At least 15 imams are suspected of having defrauded the faithful of millions of euros, says L'Obs, "In Marseille, Nice, Nanterre, Clichy or Clermont-Ferrand . . . Everywhere," claims the report, "practising Muslims are worried about what their money is being used for".

In fact, no. To date, one single case of suspected fraud is being investigated in France and it concerns building contracts at a mosque here in Paris. The imam is not a suspect in that investigation.

And so the report continues.

Vague accusations, unsupported by evidence. Muslims are being robbed of millions every year by fake travel companies claiming to organise pilgrimages to Mecca, the magazine informs us, adding that no legal action has been taken, but that's because of republican respect for the separation of church and state.

Really?

And then there's the halal butchery business, worth 5.5 billion euros per year, allegedly rife with fraud and falsity as everyone tries to get a slice. Once again, no police investigations have been initiated. But the magazine can quote Jean-Paul Bigard who has no hesitation in describing the halal sector as "a whorehouse".

Jean-Paul is the top meat producer in the French market, famous for his mass-produced pork products. Halal he certainly ain't.
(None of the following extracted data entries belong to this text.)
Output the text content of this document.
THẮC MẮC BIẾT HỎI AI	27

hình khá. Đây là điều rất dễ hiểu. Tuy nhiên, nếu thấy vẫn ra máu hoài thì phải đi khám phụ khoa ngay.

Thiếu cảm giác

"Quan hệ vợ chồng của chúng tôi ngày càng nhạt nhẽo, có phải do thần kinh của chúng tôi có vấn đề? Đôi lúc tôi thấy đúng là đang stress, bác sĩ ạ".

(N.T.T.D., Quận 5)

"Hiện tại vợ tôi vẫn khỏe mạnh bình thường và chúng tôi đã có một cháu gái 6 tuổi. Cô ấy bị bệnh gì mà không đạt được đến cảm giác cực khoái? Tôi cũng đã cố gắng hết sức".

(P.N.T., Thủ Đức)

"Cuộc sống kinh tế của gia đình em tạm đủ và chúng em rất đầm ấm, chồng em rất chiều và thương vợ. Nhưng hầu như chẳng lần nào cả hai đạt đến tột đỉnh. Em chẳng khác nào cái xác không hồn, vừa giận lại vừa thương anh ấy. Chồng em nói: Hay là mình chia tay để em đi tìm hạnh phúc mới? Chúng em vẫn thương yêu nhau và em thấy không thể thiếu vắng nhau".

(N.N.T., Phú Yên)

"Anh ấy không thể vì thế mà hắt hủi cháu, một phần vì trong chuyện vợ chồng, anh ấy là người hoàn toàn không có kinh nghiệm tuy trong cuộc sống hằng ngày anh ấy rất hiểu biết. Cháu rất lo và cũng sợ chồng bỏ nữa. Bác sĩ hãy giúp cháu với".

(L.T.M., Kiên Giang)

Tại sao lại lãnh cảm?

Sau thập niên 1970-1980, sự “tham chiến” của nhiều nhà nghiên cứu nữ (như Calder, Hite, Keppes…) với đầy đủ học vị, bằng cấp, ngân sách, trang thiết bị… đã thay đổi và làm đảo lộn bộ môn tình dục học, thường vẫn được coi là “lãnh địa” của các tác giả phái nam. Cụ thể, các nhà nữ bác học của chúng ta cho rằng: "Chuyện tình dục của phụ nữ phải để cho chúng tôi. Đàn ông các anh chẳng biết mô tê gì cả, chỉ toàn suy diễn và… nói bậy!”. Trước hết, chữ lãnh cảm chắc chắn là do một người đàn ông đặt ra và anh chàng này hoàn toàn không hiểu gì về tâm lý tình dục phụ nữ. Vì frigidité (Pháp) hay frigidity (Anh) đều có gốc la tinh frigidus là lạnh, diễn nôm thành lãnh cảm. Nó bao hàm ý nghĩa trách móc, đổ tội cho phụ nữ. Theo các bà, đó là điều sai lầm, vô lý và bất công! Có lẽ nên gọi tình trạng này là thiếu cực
Money from foreign donors. Shock! Horror!

And then there's the money from overseas.

Here, L'Obs is on solid ground, since such cash passes through official channels, usually embassies.

Thus, for example, we know that the authorities in Algeria give two million euros every year to their French coreligionists; that Saudi Arabia paid for the building of eight French mosques, for a total of 3.7 million euros. But, says L'Obs of these tiny sums, they represent only a fraction of the real amounts which are brought into France by the suitcaseful, and then vanish into thin air.

Unfortunately, the magazine is once again obliged to admit that the French border police verify the transit of large sums of cash and that, to date, no case of wrongdoing has been detected.

And that's it. An exclusive but worryingly inconclusive inquiry for the cover price of 4€50. Did somebody say "fraud"?